Port-au-Prince, le 5 mai 2025; Sur la ligne Port-au-Prince / Carrefour, chaque journée est un pari risqué. Pourtant, chauffeurs et passagers continuent de l’emprunter, contraints par la nécessité de survivre, de travailler, de subvenir aux besoins de leurs familles. Un trajet devenu cauchemardesque, ponctué de dangers mortels, de dépenses croissantes et de souffrances silencieuses.
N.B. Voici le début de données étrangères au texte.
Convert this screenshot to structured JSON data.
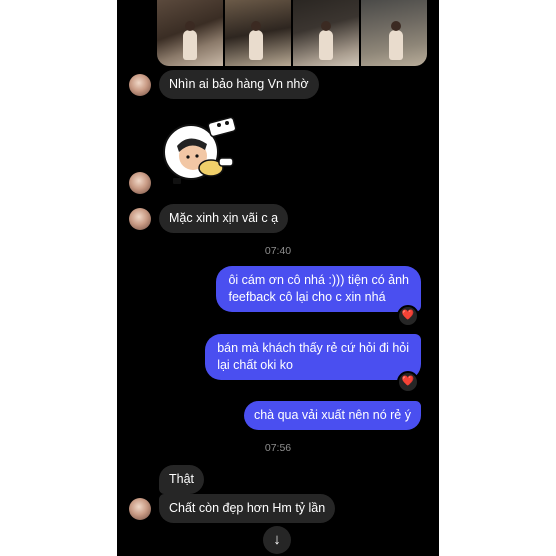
{
  "messages": {
    "m1": "Nhìn ai bảo hàng Vn nhờ",
    "m2": "Mặc xinh xịn vãi c ạ",
    "m3_line1": "ôi cám ơn cô nhá :))) tiện có ảnh",
    "m3_line2": "feefback cô lại cho c xin nhá",
    "m4_line1": "bán mà khách thấy rẻ cứ hỏi đi hỏi",
    "m4_line2": "lại chất oki ko",
    "m5": "chà qua vải xuất nên nó rẻ ý",
    "m6": "Thật",
    "m7": "Chất còn đẹp hơn Hm tỷ lần"
  },
  "timestamps": {
    "t1": "07:40",
    "t2": "07:56"
  },
  "reactions": {
    "heart": "❤️"
  },
  "icons": {
    "scroll_down": "↓"
  },
  "colors": {
    "outgoing_bubble": "#4a4ff0",
    "incoming_bubble": "#262626",
    "background": "#000000"
  }
}
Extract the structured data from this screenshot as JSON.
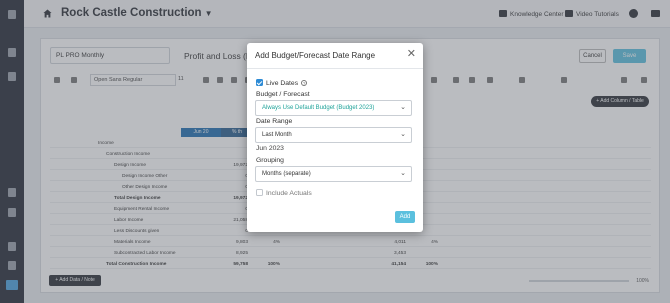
{
  "app": {
    "company": "Rock Castle Construction",
    "links": {
      "knowledge_center": "Knowledge Center",
      "video_tutorials": "Video Tutorials"
    }
  },
  "report": {
    "name": "PL PRO Monthly",
    "title": "Profit and Loss (Lin",
    "cancel_label": "Cancel",
    "save_label": "Save",
    "font_select": "Open Sans Regular",
    "font_size": "11",
    "add_column_label": "+ Add Column / Table",
    "add_row_label": "+ Add Data / Note",
    "zoom_value": "100%",
    "column_headers": [
      "Jun 20",
      "% th"
    ],
    "rows": [
      {
        "label": "Income",
        "indent": 0,
        "bold": false,
        "v1": "",
        "v2": "",
        "v3": "",
        "v4": ""
      },
      {
        "label": "Construction Income",
        "indent": 1,
        "bold": false,
        "v1": "",
        "v2": "",
        "v3": "",
        "v4": ""
      },
      {
        "label": "Design Income",
        "indent": 2,
        "bold": false,
        "v1": "19,972",
        "v2": "",
        "v3": "",
        "v4": ""
      },
      {
        "label": "Design Income Other",
        "indent": 3,
        "bold": false,
        "v1": "0",
        "v2": "",
        "v3": "",
        "v4": ""
      },
      {
        "label": "Other Design Income",
        "indent": 3,
        "bold": false,
        "v1": "0",
        "v2": "",
        "v3": "",
        "v4": ""
      },
      {
        "label": "Total Design Income",
        "indent": 2,
        "bold": true,
        "v1": "19,972",
        "v2": "",
        "v3": "",
        "v4": ""
      },
      {
        "label": "Equipment Rental Income",
        "indent": 2,
        "bold": false,
        "v1": "0",
        "v2": "",
        "v3": "",
        "v4": ""
      },
      {
        "label": "Labor Income",
        "indent": 2,
        "bold": false,
        "v1": "21,058",
        "v2": "",
        "v3": "",
        "v4": ""
      },
      {
        "label": "Less Discounts given",
        "indent": 2,
        "bold": false,
        "v1": "0",
        "v2": "",
        "v3": "",
        "v4": ""
      },
      {
        "label": "Materials Income",
        "indent": 2,
        "bold": false,
        "v1": "9,803",
        "v2": "4%",
        "v3": "4,011",
        "v4": "4%"
      },
      {
        "label": "Subcontracted Labor Income",
        "indent": 2,
        "bold": false,
        "v1": "8,925",
        "v2": "",
        "v3": "3,453",
        "v4": ""
      },
      {
        "label": "Total Construction Income",
        "indent": 1,
        "bold": true,
        "v1": "59,758",
        "v2": "100%",
        "v3": "41,154",
        "v4": "100%"
      }
    ]
  },
  "modal": {
    "title": "Add Budget/Forecast Date Range",
    "close_label": "✕",
    "live_dates": {
      "label": "Live Dates",
      "checked": true
    },
    "budget_forecast": {
      "label": "Budget / Forecast",
      "value": "Always Use Default Budget (Budget 2023)"
    },
    "date_range": {
      "label": "Date Range",
      "value": "Last Month"
    },
    "date_text": "Jun 2023",
    "grouping": {
      "label": "Grouping",
      "value": "Months (separate)"
    },
    "include_actuals": {
      "label": "Include Actuals",
      "checked": false
    },
    "add_label": "Add"
  },
  "colors": {
    "accent": "#2e8bd5",
    "teal_text": "#1fa39a",
    "button": "#5bc0de",
    "rail": "#252a36"
  }
}
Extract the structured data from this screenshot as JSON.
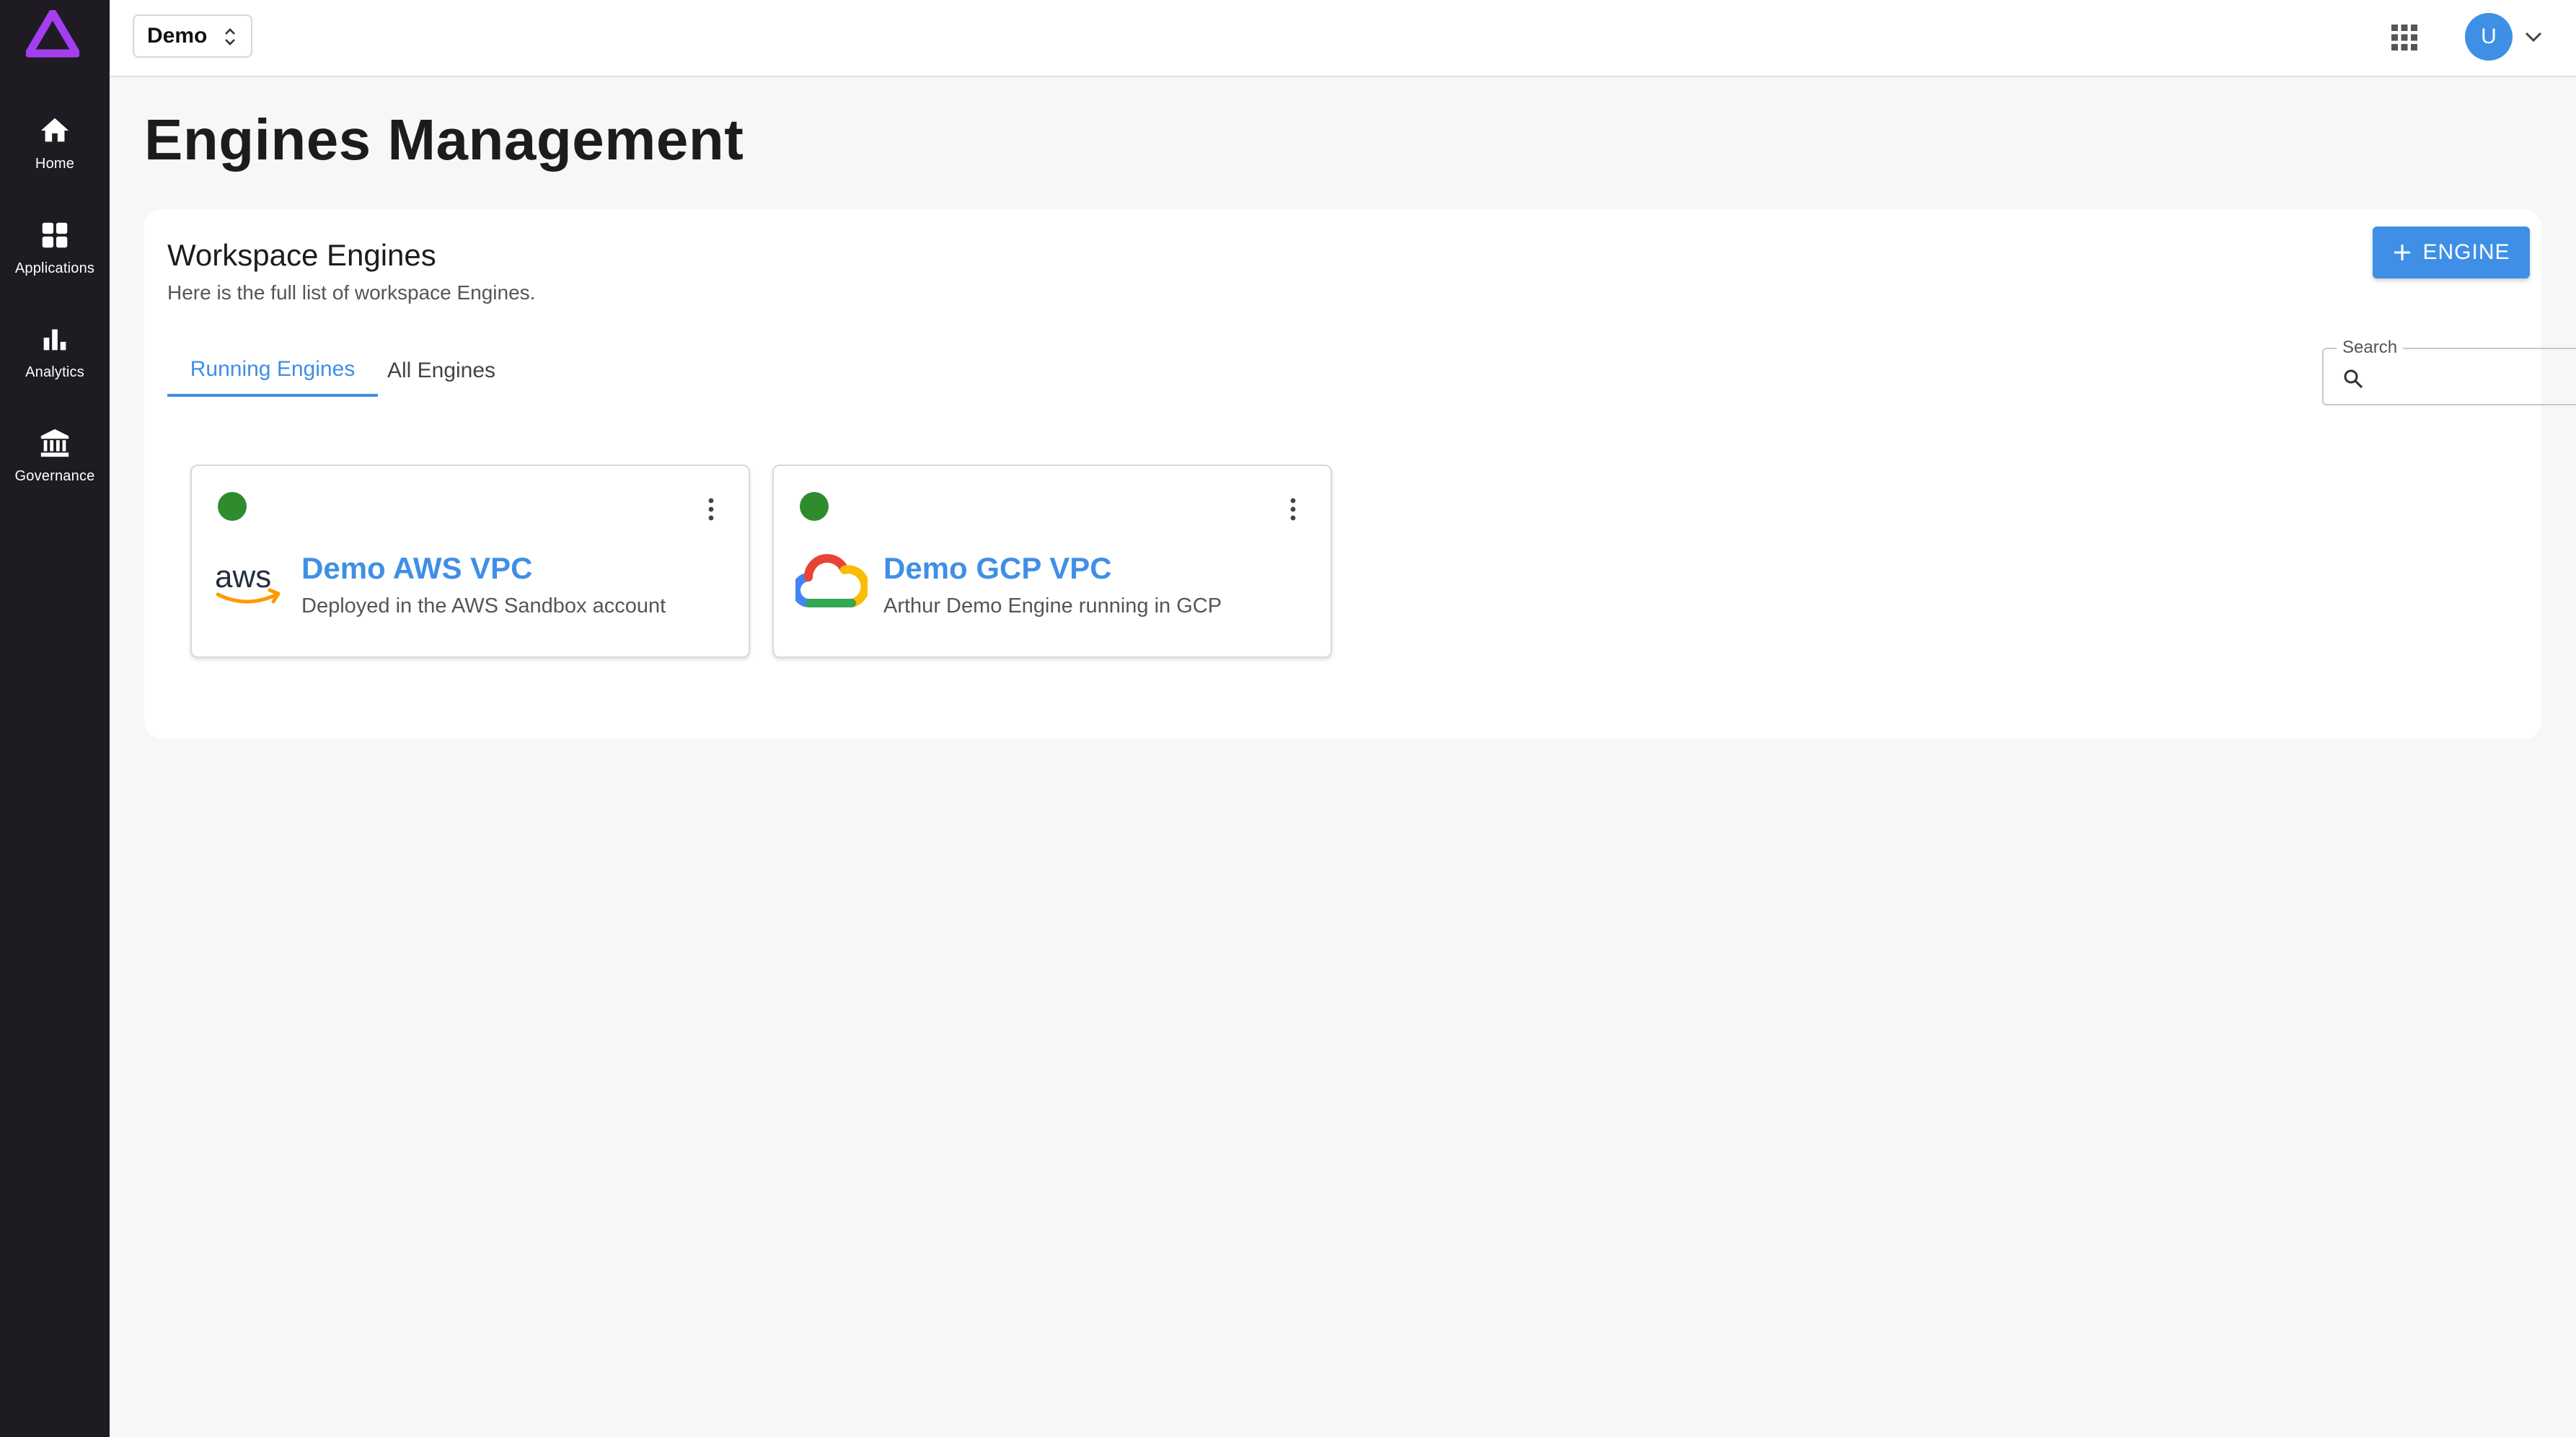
{
  "nav": {
    "items": [
      {
        "label": "Home",
        "icon": "home-icon"
      },
      {
        "label": "Applications",
        "icon": "grid-icon"
      },
      {
        "label": "Analytics",
        "icon": "bar-chart-icon"
      },
      {
        "label": "Governance",
        "icon": "bank-icon"
      }
    ]
  },
  "topbar": {
    "workspace": "Demo",
    "avatar_initial": "U"
  },
  "page": {
    "title": "Engines Management"
  },
  "section": {
    "title": "Workspace Engines",
    "subtitle": "Here is the full list of workspace Engines.",
    "add_button_label": "ENGINE"
  },
  "tabs": [
    {
      "label": "Running Engines",
      "active": true
    },
    {
      "label": "All Engines",
      "active": false
    }
  ],
  "search": {
    "label": "Search",
    "value": ""
  },
  "engines": [
    {
      "name": "Demo AWS VPC",
      "description": "Deployed in the AWS Sandbox account",
      "provider": "aws",
      "status": "running"
    },
    {
      "name": "Demo GCP VPC",
      "description": "Arthur Demo Engine running in GCP",
      "provider": "gcp",
      "status": "running"
    }
  ],
  "colors": {
    "accent": "#3f8fe6",
    "sidebar": "#1e1c22",
    "status_running": "#2e8b2e",
    "logo": "#a43ef0"
  }
}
Depuis l’attaque du 11 mars 2021, au cours de laquelle plusieurs agents d’Unités spécialisées de la Police nationale d’Haïti (PNH) ont perdu la vie à Martissant, cette zone jadis névralgique est devenue un couloir de la mort. Le contrôle des gangs sur les axes du sud de Port-au-Prince, notamment à Fontamara, Martissant, la Ruelle Alerte et d’autres points sensibles, s’est renforcé au fil des années.
Des postes de péage clandestins imposés par les gangs
Les chauffeurs doivent aujourd’hui débourser jusqu’à 500 gourdes par poste de péage pour un minibus de 30 places. Pour les autobus transportant plus de 80 personnes, le montant est encore plus élevé. En 2021, on comptait deux postes de péage clandestins sur ce tronçon. Aujourd’hui, ils sont au nombre de quatre, chacun contrôlé par un groupe armé distinct, exigeant leur part pour « garantir » le passage.
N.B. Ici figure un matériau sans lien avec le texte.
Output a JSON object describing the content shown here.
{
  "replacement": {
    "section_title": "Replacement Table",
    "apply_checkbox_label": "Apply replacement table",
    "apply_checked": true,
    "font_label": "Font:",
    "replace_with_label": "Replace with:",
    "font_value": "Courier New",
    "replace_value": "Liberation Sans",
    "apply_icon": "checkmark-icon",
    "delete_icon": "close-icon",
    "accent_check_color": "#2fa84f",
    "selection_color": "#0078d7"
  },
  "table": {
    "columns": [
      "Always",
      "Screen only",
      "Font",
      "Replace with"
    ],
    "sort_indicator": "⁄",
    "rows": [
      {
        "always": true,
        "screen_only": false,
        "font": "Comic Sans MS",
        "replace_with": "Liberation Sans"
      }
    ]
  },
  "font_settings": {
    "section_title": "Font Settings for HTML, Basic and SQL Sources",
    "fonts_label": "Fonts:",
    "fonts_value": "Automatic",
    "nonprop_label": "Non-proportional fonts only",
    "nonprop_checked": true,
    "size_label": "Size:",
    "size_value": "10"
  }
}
Une hausse vertigineuse des coûts
Le prix du trajet entre Carrefour et le Centre-ville a explosé : de 25 gourdes en 2020, il est passé à 100 gourdes aujourd’hui, soit une augmentation de 75 %. Dans les jours les plus critiques, certains chauffeurs, profitant de la panique générale, augmentent encore les tarifs parfois à 200 voire 250 gourdes.
Des pertes humaines difficilement quantifiables
Il n’existe pas de statistiques officielles consolidées sur le nombre exact de morts sur cet axe. Toutefois, plusieurs sources médiatiques et humanitaires estiment que plusieurs dizaines de personnes, passagers comme chauffeurs, ont perdu la vie entre 2021 et 2025 dans des affrontements, des braquages ou des actes de violence des bandes armées. Les témoignages abondent, tragiques.
J’ai perdu plusieurs collègues dans les tirs à Martissant et au centre-ville. Je continue de rouler, mais chaque jour, je prie Dieu et les esprits pour revenir vivant. On n’a pas d’autre choix », confie un chauffeur de bus, rencontré à la station de Saint-Charles, le 3 mai 2025.
« Nous, les passagers, n’avons pas d’autre alternative. On doit payer le loyer, la scolarité de nos enfants. Laisser Carrefour definitivement pour habiter à Delmas ou Pétion-Ville ça demande un coût que plus d’un ne peut pas se permettre », explique une passagère anonyme.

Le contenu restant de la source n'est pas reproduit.